Steen eventually untied the rope, and the removal of the weight helped ease the pressure on the restriction around my neck a little. He then grabbed my arm and led me out of the room. Entering the main room, I saw Freyr sitting at the table. The room was dimly lit, so the red light emanating from the roaring fire was all the more pronounced. When he looked up, he scowled seeing me walking beside Steen.

“What is she doing out of the room? I’m tired of her antics,” he said.

“She’s hungry,” Steen replied as he pulled out a chair and gently forced me to sit down across from Freyr.

“Feed her and then send her back to the room until the others return,” Freyr commanded as he stood to leave the room. It was as if the sight of me made the man sick. How was that so? I had done nothing—well, unless you counted relieving myself in front of him—to warrant such hatred. “I don’t want to be held accountable if she tries to escape while the others are away.”

Steen quickly did as he instructed and made me up a meal of dried meat and vegetables. Vegetables! I hadn’t had a real vegetable in years due to being locked in the castle for so long. My mouth watered as he put the tin plate in front of me. As I ate bite after bite with pure joy, I temporarily forgot that I was nothing but a captive tied and captured. For now, I ate.

CHAPTER 8

Finding a way to lie on the bed comfortably with the rope still so tight against my flesh wasn’t easy, but I knew I had to learn how to accept it, or risk having continual panic attacks which couldn’t be an option any longer. I needed to be strong. I had to find strength to survive. I had to. Finding my own internal peace would be the only thing to get me through this ordeal. It had been about an hour or so since Steen had escorted me back to the room, and I had no choice but to just wait. Maybe when the others returned, I would be able to convince one of them that I didn’t need to be tied like a mangy mutt.

When the door to the room finally opened, sitting up to face whoever entered, my heart stopped when I saw that it was Freyr who marched into the room.

I remembered once when I was really young, my father and I had watched a huge storm brewing from the west. The clouds swirled around and came at us faster than we could take shelter. We had run as fast as we could while the wind howled around us, slapping at our faces. Rain, lightning, hail. A torrential downpour of chaos all around. I remembered that storm clearly.

Yet…it was nothing compared to the storm standing in the room.

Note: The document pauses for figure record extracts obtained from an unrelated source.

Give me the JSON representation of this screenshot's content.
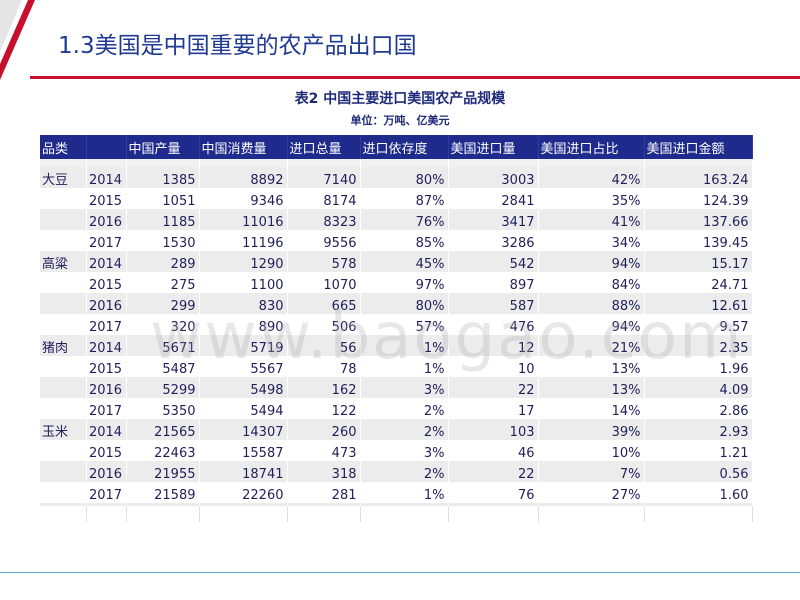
{
  "slide": {
    "title": "1.3美国是中国重要的农产品出口国"
  },
  "table": {
    "caption": "表2 中国主要进口美国农产品规模",
    "unit": "单位：万吨、亿美元",
    "headers": [
      "品类",
      "",
      "中国产量",
      "中国消费量",
      "进口总量",
      "进口依存度",
      "美国进口量",
      "美国进口占比",
      "美国进口金额"
    ],
    "rows": [
      [
        "大豆",
        "2014",
        "1385",
        "8892",
        "7140",
        "80%",
        "3003",
        "42%",
        "163.24"
      ],
      [
        "",
        "2015",
        "1051",
        "9346",
        "8174",
        "87%",
        "2841",
        "35%",
        "124.39"
      ],
      [
        "",
        "2016",
        "1185",
        "11016",
        "8323",
        "76%",
        "3417",
        "41%",
        "137.66"
      ],
      [
        "",
        "2017",
        "1530",
        "11196",
        "9556",
        "85%",
        "3286",
        "34%",
        "139.45"
      ],
      [
        "高粱",
        "2014",
        "289",
        "1290",
        "578",
        "45%",
        "542",
        "94%",
        "15.17"
      ],
      [
        "",
        "2015",
        "275",
        "1100",
        "1070",
        "97%",
        "897",
        "84%",
        "24.71"
      ],
      [
        "",
        "2016",
        "299",
        "830",
        "665",
        "80%",
        "587",
        "88%",
        "12.61"
      ],
      [
        "",
        "2017",
        "320",
        "890",
        "506",
        "57%",
        "476",
        "94%",
        "9.57"
      ],
      [
        "猪肉",
        "2014",
        "5671",
        "5719",
        "56",
        "1%",
        "12",
        "21%",
        "2.35"
      ],
      [
        "",
        "2015",
        "5487",
        "5567",
        "78",
        "1%",
        "10",
        "13%",
        "1.96"
      ],
      [
        "",
        "2016",
        "5299",
        "5498",
        "162",
        "3%",
        "22",
        "13%",
        "4.09"
      ],
      [
        "",
        "2017",
        "5350",
        "5494",
        "122",
        "2%",
        "17",
        "14%",
        "2.86"
      ],
      [
        "玉米",
        "2014",
        "21565",
        "14307",
        "260",
        "2%",
        "103",
        "39%",
        "2.93"
      ],
      [
        "",
        "2015",
        "22463",
        "15587",
        "473",
        "3%",
        "46",
        "10%",
        "1.21"
      ],
      [
        "",
        "2016",
        "21955",
        "18741",
        "318",
        "2%",
        "22",
        "7%",
        "0.56"
      ],
      [
        "",
        "2017",
        "21589",
        "22260",
        "281",
        "1%",
        "76",
        "27%",
        "1.60"
      ]
    ]
  },
  "watermark": "www.baogao.com"
}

“Do not ever try to appeal to my brother’s kindness again,” he bellowed, stomping straight toward me.

“What? I don’t know what you mean,” I stammered, feeling the rope tighten as I scurried back toward the headboard of the bed, terrified at the fury I saw in Freyr’s eyes. Steen must have tried to change Freyr’s mind about keeping me tethered like an animal. He must have tried to plead my case about the rope around my neck after all. Steen strove to be my lionheart. And evidently…he had lost the crusade.

Freyr bolted in my direction and reached out, grabbing a handful of my hair, pulling me mere inches from his face. “Do you think tears will work? Do you think that begging for mercy will make my brother go against me? Against my will? Do you think you can use your womanly ways to seduce my dope of a twin?”

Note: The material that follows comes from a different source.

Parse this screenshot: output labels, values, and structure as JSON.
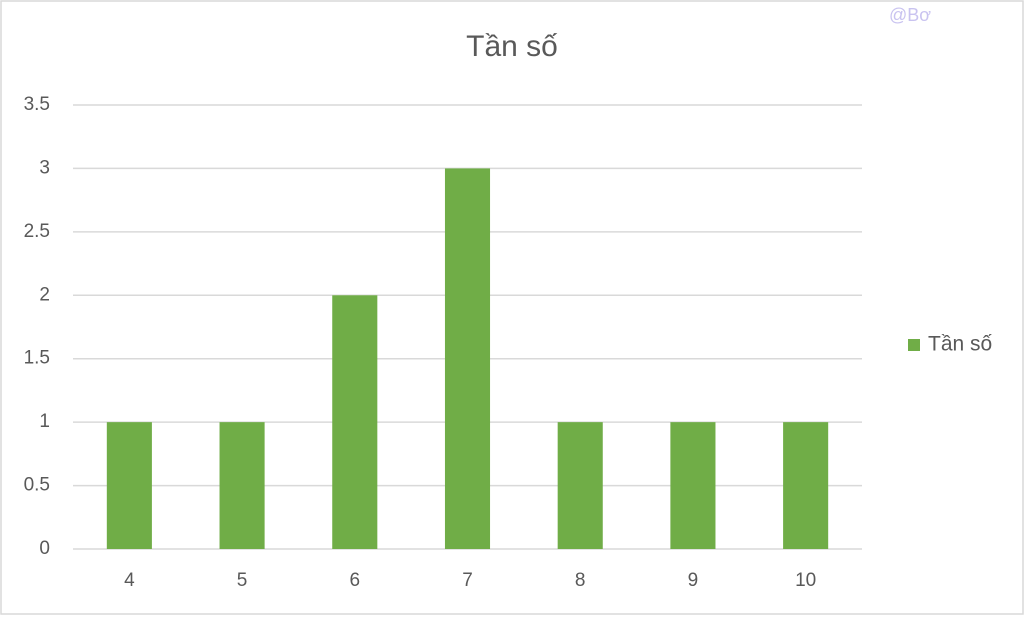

“I’m sorry,” I squeaked. The sting from my hair being yanked by the man caused tears to well in my eyes. “I felt as if I couldn’t breathe.”

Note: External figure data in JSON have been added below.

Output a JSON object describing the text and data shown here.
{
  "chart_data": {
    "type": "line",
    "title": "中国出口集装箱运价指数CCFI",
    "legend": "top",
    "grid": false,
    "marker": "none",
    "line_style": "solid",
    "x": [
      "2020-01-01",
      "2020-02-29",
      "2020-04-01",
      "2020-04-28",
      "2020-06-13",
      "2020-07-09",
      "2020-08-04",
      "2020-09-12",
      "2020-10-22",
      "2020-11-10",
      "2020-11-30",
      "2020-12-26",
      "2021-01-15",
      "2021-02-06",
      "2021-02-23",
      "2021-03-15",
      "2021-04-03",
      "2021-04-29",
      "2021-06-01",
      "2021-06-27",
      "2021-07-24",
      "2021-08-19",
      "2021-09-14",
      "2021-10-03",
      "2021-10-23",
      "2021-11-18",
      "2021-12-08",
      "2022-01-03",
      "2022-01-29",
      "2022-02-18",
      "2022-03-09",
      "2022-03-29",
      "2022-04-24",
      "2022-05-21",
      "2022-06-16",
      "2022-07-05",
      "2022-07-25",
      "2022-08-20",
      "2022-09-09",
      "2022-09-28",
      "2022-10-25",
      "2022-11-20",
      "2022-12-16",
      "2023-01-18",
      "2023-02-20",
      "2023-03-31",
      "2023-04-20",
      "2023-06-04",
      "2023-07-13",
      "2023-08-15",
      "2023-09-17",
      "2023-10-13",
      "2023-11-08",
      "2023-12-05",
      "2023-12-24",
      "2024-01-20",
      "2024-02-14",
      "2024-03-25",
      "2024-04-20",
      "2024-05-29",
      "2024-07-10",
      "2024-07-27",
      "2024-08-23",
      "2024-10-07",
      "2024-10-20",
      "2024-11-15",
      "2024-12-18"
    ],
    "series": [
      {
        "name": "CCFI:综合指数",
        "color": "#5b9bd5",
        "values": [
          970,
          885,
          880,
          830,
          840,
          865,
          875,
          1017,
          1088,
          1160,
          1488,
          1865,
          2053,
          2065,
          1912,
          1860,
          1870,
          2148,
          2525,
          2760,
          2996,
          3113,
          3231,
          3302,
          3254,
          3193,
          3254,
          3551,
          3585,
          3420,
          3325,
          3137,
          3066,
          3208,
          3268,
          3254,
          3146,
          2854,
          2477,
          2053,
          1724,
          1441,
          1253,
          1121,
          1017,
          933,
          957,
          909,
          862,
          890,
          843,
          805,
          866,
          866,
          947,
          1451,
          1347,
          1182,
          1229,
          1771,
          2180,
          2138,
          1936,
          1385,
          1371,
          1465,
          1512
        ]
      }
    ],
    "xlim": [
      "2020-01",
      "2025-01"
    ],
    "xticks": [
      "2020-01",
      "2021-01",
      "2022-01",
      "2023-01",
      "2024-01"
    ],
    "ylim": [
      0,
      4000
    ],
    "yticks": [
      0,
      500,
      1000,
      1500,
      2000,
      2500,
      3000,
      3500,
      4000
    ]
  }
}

He tugged my hair harder, forcing my head to go back so I had to stare into his predator eyes. My throat stretched—so exposed. I wondered if he would bite down and suck my blood like an ancient monster of which tales were told.

I wanted to apologize. I wanted to plead for compassion. I wanted to reach into the depths of his core and pull out even an ounce of humanity. And yet, the beaten-down fighter in me still wanted to kill. He’d claimed earlier that he was tired. Well, I was tired. I was exhausted of being the victim. I had no one. No one would save me. I had to save myself. Somehow. Someway. I wanted to decimate. To destroy. To rip his flesh from his bones with my teeth. Beg or kill. Plead or destroy. The soldier that I didn’t even realize was locked away inside me won this battle. The soldier in me took full control.